Orang yang benar-benar hebat adalah mereka yang bersedia mendedikasikan dirinya untuk melahirkan orang hebat. Orang seperti ini rela menjadi tanah gembur yang menumbuhkan tunas-tunas tanaman. Dia hanya menjadi tanah, tapi dia menumbuhkan bunga-bunga indah warna-warni, sayuran segar dan menyehatkan, juga pohon-pohon rindang.

Orang hebat rela menjadi lilin yang perlahan terbakar, namun menghadirkan cahaya terang bagi sekelilingnya. Dia hilang dan tak dikenali, tapi jejak cahaya yang dia hasilkan telah menerangi sekelilingnya.

Saya sedang melamun saat ada suara-suara kegirangan terdengar di kejauhan. Sejumlah kanak-kanak berlarian dan menciumi tangan ibu itu. Ibu itu beranjak bersama kanak-kanak ke sudut resto. Di sana, ada seorang lelaki tampan memandangnya dengan tatap penuh kasih. Mereka lalu beranjak meninggalkan resto.

“Jalanka dulu. Adami anakku. Mariki dii…”

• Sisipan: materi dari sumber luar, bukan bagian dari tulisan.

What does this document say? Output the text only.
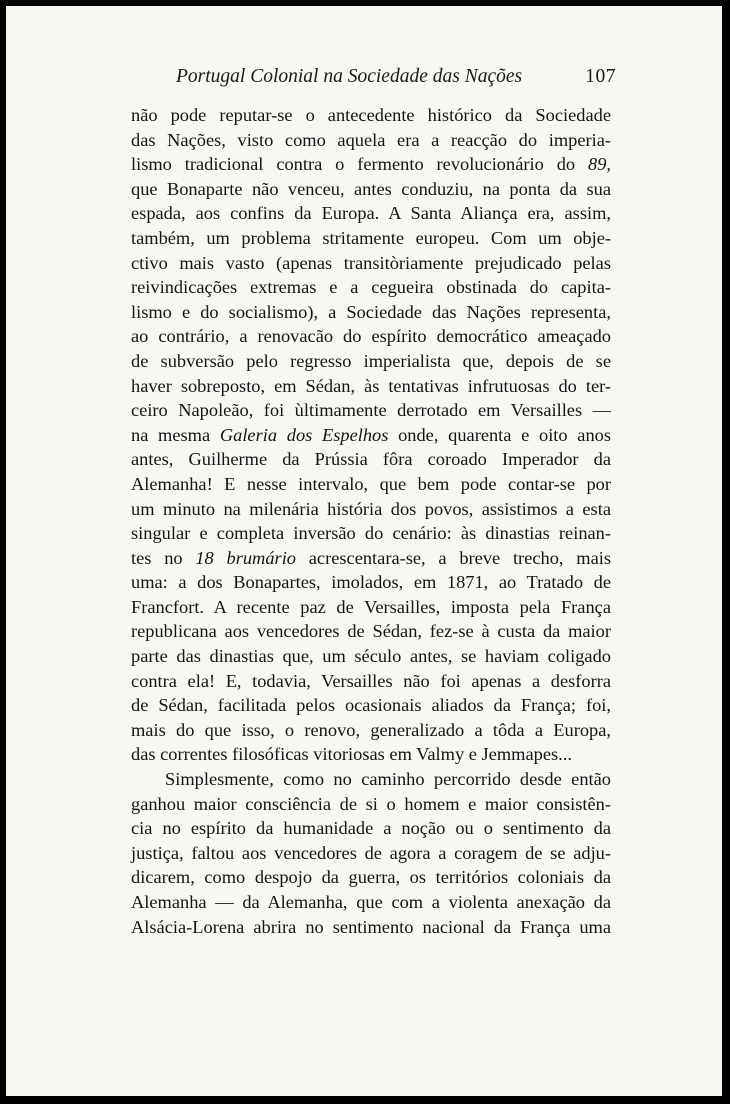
Portugal Colonial na Sociedade das Nações	107
não pode reputar-se o antecedente histórico da Sociedade
das Nações, visto como aquela era a reacção do imperia-
lismo tradicional contra o fermento revolucionário do 89,
que Bonaparte não venceu, antes conduziu, na ponta da sua
espada, aos confins da Europa. A Santa Aliança era, assim,
também, um problema stritamente europeu. Com um obje-
ctivo mais vasto (apenas transitòriamente prejudicado pelas
reivindicações extremas e a cegueira obstinada do capita-
lismo e do socialismo), a Sociedade das Nações representa,
ao contrário, a renovacão do espírito democrático ameaçado
de subversão pelo regresso imperialista que, depois de se
haver sobreposto, em Sédan, às tentativas infrutuosas do ter-
ceiro Napoleão, foi ùltimamente derrotado em Versailles —
na mesma Galeria dos Espelhos onde, quarenta e oito anos
antes, Guilherme da Prússia fôra coroado Imperador da
Alemanha! E nesse intervalo, que bem pode contar-se por
um minuto na milenária história dos povos, assistimos a esta
singular e completa inversão do cenário: às dinastias reinan-
tes no 18 brumário acrescentara-se, a breve trecho, mais
uma: a dos Bonapartes, imolados, em 1871, ao Tratado de
Francfort. A recente paz de Versailles, imposta pela França
republicana aos vencedores de Sédan, fez-se à custa da maior
parte das dinastias que, um século antes, se haviam coligado
contra ela! E, todavia, Versailles não foi apenas a desforra
de Sédan, facilitada pelos ocasionais aliados da França; foi,
mais do que isso, o renovo, generalizado a tôda a Europa,
das correntes filosóficas vitoriosas em Valmy e Jemmapes...
Simplesmente, como no caminho percorrido desde então
ganhou maior consciência de si o homem e maior consistên-
cia no espírito da humanidade a noção ou o sentimento da
justiça, faltou aos vencedores de agora a coragem de se adju-
dicarem, como despojo da guerra, os territórios coloniais da
Alemanha — da Alemanha, que com a violenta anexação da
Alsácia-Lorena abrira no sentimento nacional da França uma
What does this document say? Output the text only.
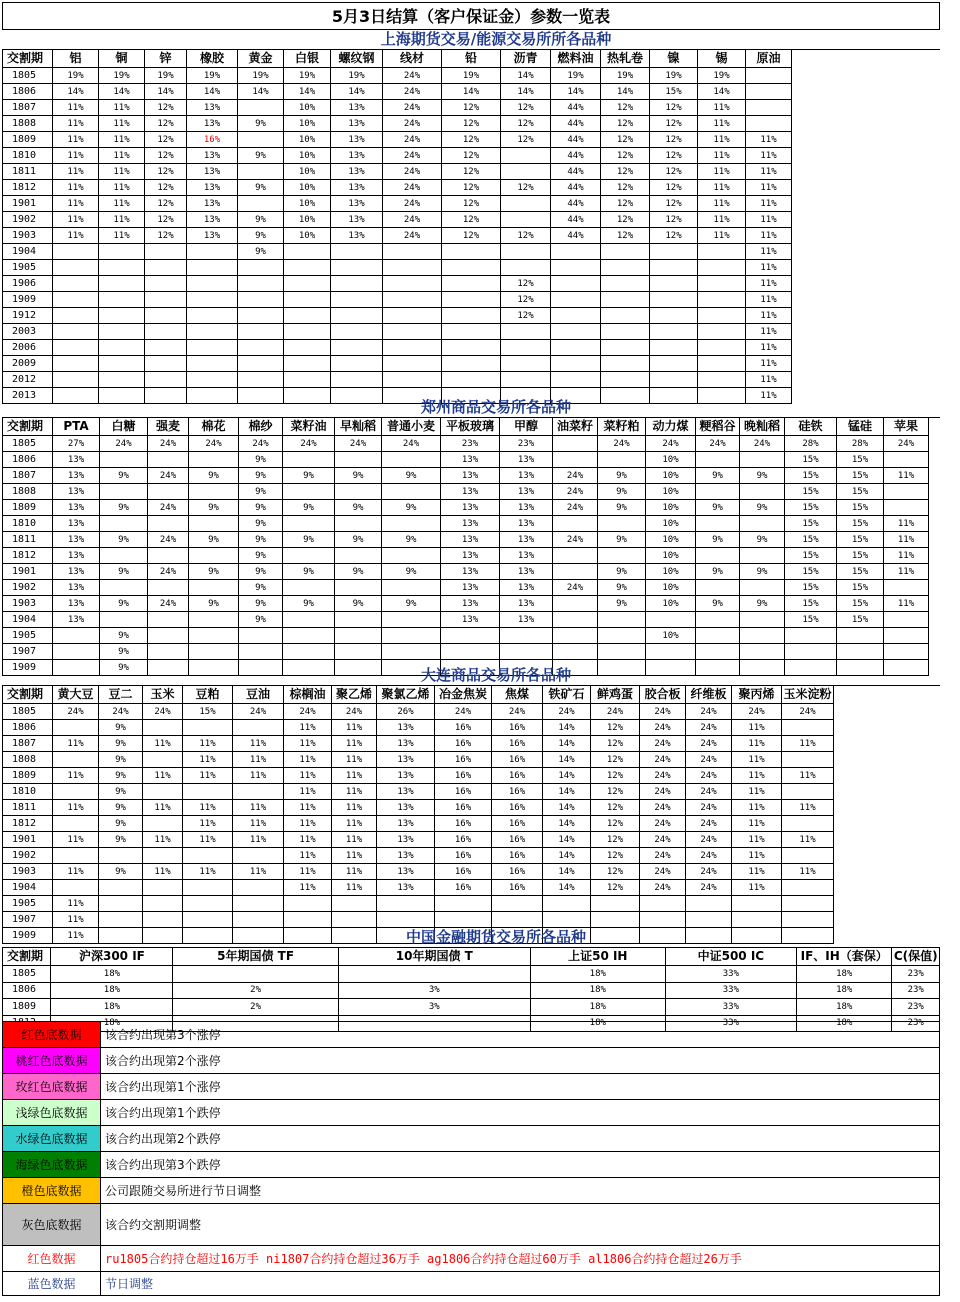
5月3日结算（客户保证金）参数一览表
上海期货交易/能源交易所所各品种

交割期	铝	铜	锌	橡胶	黄金	白银	螺纹钢	线材	铅	沥青	燃料油	热轧卷	镍	锡	原油
1805	19%	19%	19%	19%	19%	19%	19%	24%	19%	14%	19%	19%	19%	19%	
1806	14%	14%	14%	14%	14%	14%	14%	24%	14%	14%	14%	14%	15%	14%	
1807	11%	11%	12%	13%		10%	13%	24%	12%	12%	44%	12%	12%	11%	
1808	11%	11%	12%	13%	9%	10%	13%	24%	12%	12%	44%	12%	12%	11%	
1809	11%	11%	12%	16%		10%	13%	24%	12%	12%	44%	12%	12%	11%	11%
1810	11%	11%	12%	13%	9%	10%	13%	24%	12%		44%	12%	12%	11%	11%
1811	11%	11%	12%	13%		10%	13%	24%	12%		44%	12%	12%	11%	11%
1812	11%	11%	12%	13%	9%	10%	13%	24%	12%	12%	44%	12%	12%	11%	11%
1901	11%	11%	12%	13%		10%	13%	24%	12%		44%	12%	12%	11%	11%
1902	11%	11%	12%	13%	9%	10%	13%	24%	12%		44%	12%	12%	11%	11%
1903	11%	11%	12%	13%	9%	10%	13%	24%	12%	12%	44%	12%	12%	11%	11%
1904					9%										11%
1905															11%
1906										12%					11%
1909										12%					11%
1912										12%					11%
2003															11%
2006															11%
2009															11%
2012															11%
2013															11%
郑州商品交易所各品种

交割期	PTA	白糖	强麦	棉花	棉纱	菜籽油	早籼稻	普通小麦	平板玻璃	甲醇	油菜籽	菜籽粕	动力煤	粳稻谷	晚籼稻	硅铁	锰硅	苹果
1805	27%	24%	24%	24%	24%	24%	24%	24%	23%	23%		24%	24%	24%	24%	28%	28%	24%
1806	13%				9%				13%	13%			10%			15%	15%	
1807	13%	9%	24%	9%	9%	9%	9%	9%	13%	13%	24%	9%	10%	9%	9%	15%	15%	11%
1808	13%				9%				13%	13%	24%	9%	10%			15%	15%	
1809	13%	9%	24%	9%	9%	9%	9%	9%	13%	13%	24%	9%	10%	9%	9%	15%	15%	
1810	13%				9%				13%	13%			10%			15%	15%	11%
1811	13%	9%	24%	9%	9%	9%	9%	9%	13%	13%	24%	9%	10%	9%	9%	15%	15%	11%
1812	13%				9%				13%	13%			10%			15%	15%	11%
1901	13%	9%	24%	9%	9%	9%	9%	9%	13%	13%		9%	10%	9%	9%	15%	15%	11%
1902	13%				9%				13%	13%	24%	9%	10%			15%	15%	
1903	13%	9%	24%	9%	9%	9%	9%	9%	13%	13%		9%	10%	9%	9%	15%	15%	11%
1904	13%				9%				13%	13%						15%	15%	
1905		9%											10%					
1907		9%																
1909		9%																	大连商品交易所各品种

交割期	黄大豆	豆二	玉米	豆粕	豆油	棕榈油	聚乙烯	聚氯乙烯	冶金焦炭	焦煤	铁矿石	鲜鸡蛋	胶合板	纤维板	聚丙烯	玉米淀粉
1805	24%	24%	24%	15%	24%	24%	24%	26%	24%	24%	24%	24%	24%	24%	24%	24%
1806		9%				11%	11%	13%	16%	16%	14%	12%	24%	24%	11%	
1807	11%	9%	11%	11%	11%	11%	11%	13%	16%	16%	14%	12%	24%	24%	11%	11%
1808		9%		11%	11%	11%	11%	13%	16%	16%	14%	12%	24%	24%	11%	
1809	11%	9%	11%	11%	11%	11%	11%	13%	16%	16%	14%	12%	24%	24%	11%	11%
1810		9%				11%	11%	13%	16%	16%	14%	12%	24%	24%	11%	
1811	11%	9%	11%	11%	11%	11%	11%	13%	16%	16%	14%	12%	24%	24%	11%	11%
1812		9%		11%	11%	11%	11%	13%	16%	16%	14%	12%	24%	24%	11%	
1901	11%	9%	11%	11%	11%	11%	11%	13%	16%	16%	14%	12%	24%	24%	11%	11%
1902						11%	11%	13%	16%	16%	14%	12%	24%	24%	11%	
1903	11%	9%	11%	11%	11%	11%	11%	13%	16%	16%	14%	12%	24%	24%	11%	11%
1904						11%	11%	13%	16%	16%	14%	12%	24%	24%	11%	
1905	11%															
1907	11%															
1909	11%																中国金融期货交易所各品种

交割期	沪深300 IF	5年期国债 TF	10年期国债 T	上证50 IH	中证500 IC	IF、IH（套保）	C(保值)
1805	18%			18%	33%	18%	23%
1806	18%	2%	3%	18%	33%	18%	23%
1809	18%	2%	3%	18%	33%	18%	23%
	18%			18%	33%	18%	23%
红色底数据	该合约出现第3个涨停
桃红色底数据	该合约出现第2个涨停
玫红色底数据	该合约出现第1个涨停
浅绿色底数据	该合约出现第1个跌停
水绿色底数据	该合约出现第2个跌停
海绿色底数据	该合约出现第3个跌停
橙色底数据	公司跟随交易所进行节日调整
灰色底数据	该合约交割期调整
红色数据	ru1805合约持仓超过16万手 ni1807合约持仓超过36万手 ag1806合约持仓超过60万手 al1806合约持仓超过26万手
蓝色数据	节日调整
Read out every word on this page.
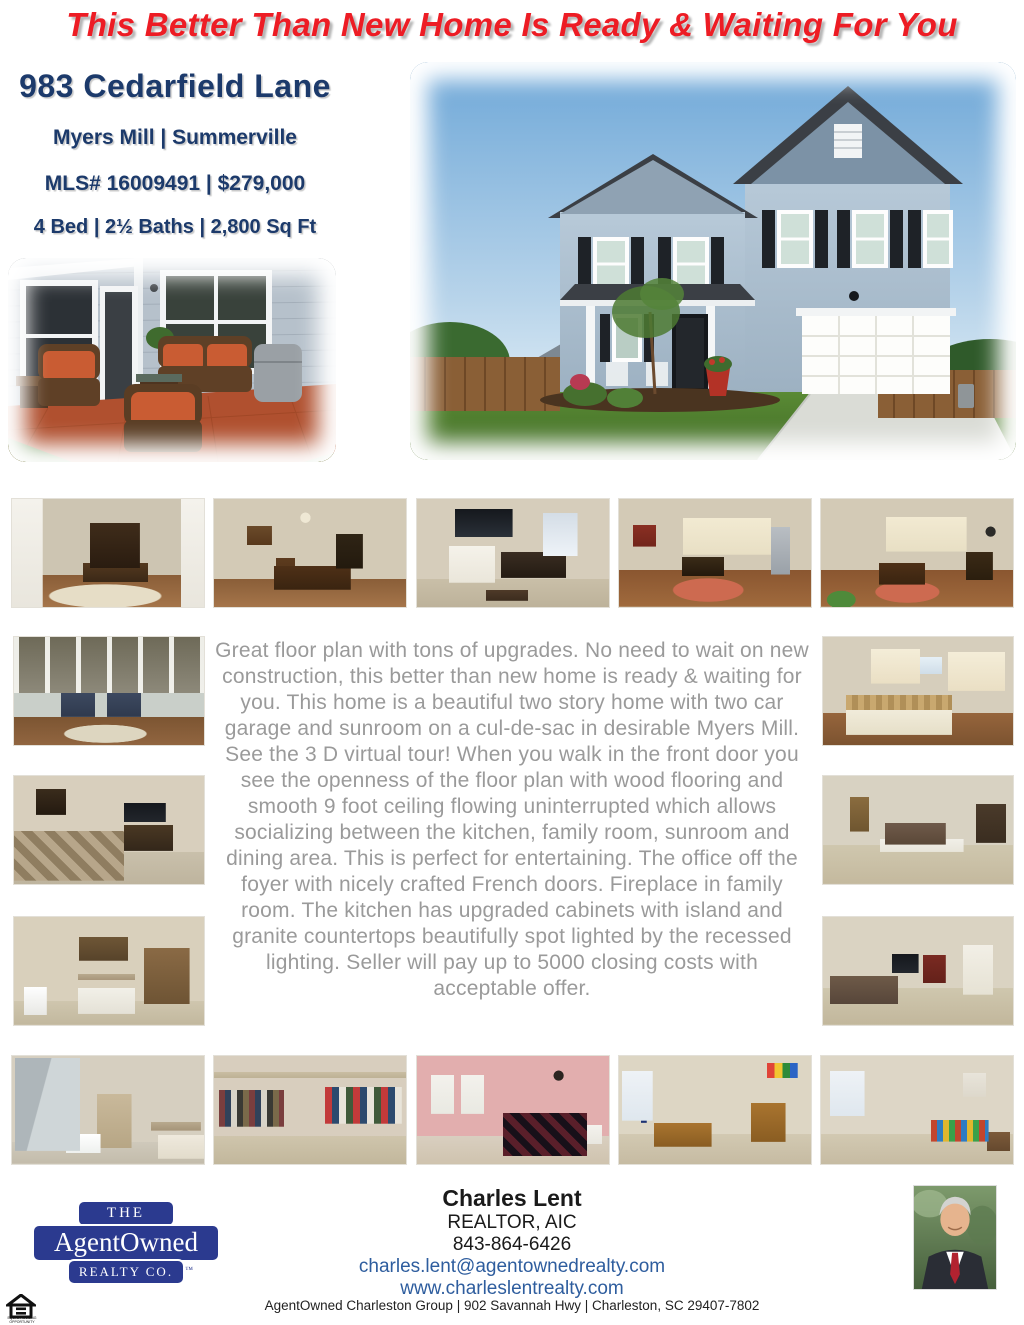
This Better Than New Home Is Ready & Waiting For You
983 Cedarfield Lane
Myers Mill | Summerville
MLS# 16009491 | $279,000
4 Bed | 2½ Baths | 2,800 Sq Ft
Great floor plan with tons of upgrades. No need to wait on new construction, this better than new home is ready & waiting for you. This home is a beautiful two story home with two car garage and sunroom on a cul-de-sac in desirable Myers Mill. See the 3 D virtual tour! When you walk in the front door you see the openness of the floor plan with wood flooring and smooth 9 foot ceiling flowing uninterrupted which allows socializing between the kitchen, family room, sunroom and dining area. This is perfect for entertaining. The office off the foyer with nicely crafted French doors. Fireplace in family room. The kitchen has upgraded cabinets with island and granite countertops beautifully spot lighted by the recessed lighting. Seller will pay up to 5000 closing costs with acceptable offer.
THE
AgentOwned
REALTY CO. ™
Charles Lent
REALTOR, AIC
843-864-6426
charles.lent@agentownedrealty.com
www.charleslentrealty.com
AgentOwned Charleston Group | 902 Savannah Hwy | Charleston, SC 29407-7802
EQUAL HOUSING OPPORTUNITY
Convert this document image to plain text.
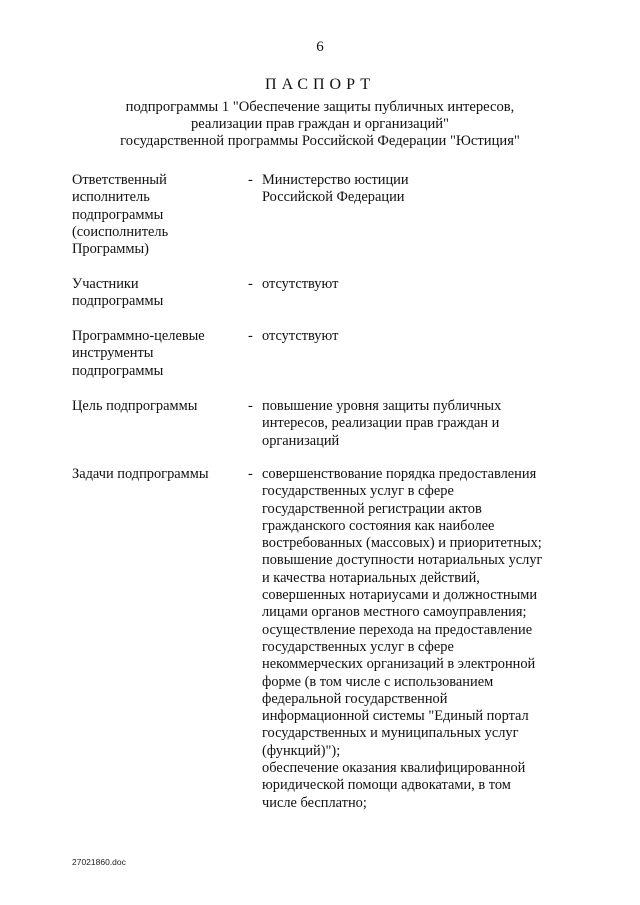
6
ПАСПОРТ
подпрограммы 1 "Обеспечение защиты публичных интересов,
реализации прав граждан и организаций"
государственной программы Российской Федерации "Юстиция"
Ответственный
исполнитель
подпрограммы
(соисполнитель
Программы)
- Министерство юстиции
Российской Федерации
Участники
подпрограммы
- отсутствуют
Программно-целевые
инструменты
подпрограммы
- отсутствуют
Цель подпрограммы	- повышение уровня защиты публичных
интересов, реализации прав граждан и
организаций
Задачи подпрограммы	- совершенствование порядка предоставления
государственных услуг в сфере
государственной регистрации актов
гражданского состояния как наиболее
востребованных (массовых) и приоритетных;
повышение доступности нотариальных услуг
и качества нотариальных действий,
совершенных нотариусами и должностными
лицами органов местного самоуправления;
осуществление перехода на предоставление
государственных услуг в сфере
некоммерческих организаций в электронной
форме (в том числе с использованием
федеральной государственной
информационной системы "Единый портал
государственных и муниципальных услуг
(функций)");
обеспечение оказания квалифицированной
юридической помощи адвокатами, в том
числе бесплатно;
27021860.doc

Saya masih termenung saat dirinya terlihat sudah di kejauhan. Ceritanya masih membekas di sini, di sudut hati.

.

.

NB: Cerita ini murni fiksi. Dikembangkan dari satu versi cerita yang sempat viral di medsos.


1 komentar:

Anonymous said...

tapi saya punya kisah yg persis sama bang yus. tetangga di kampungku. kakaknya jadi petani dan membiayai adik2nya yg akhirnya sukses menjadi dosesn dan kepala pajak di makassar.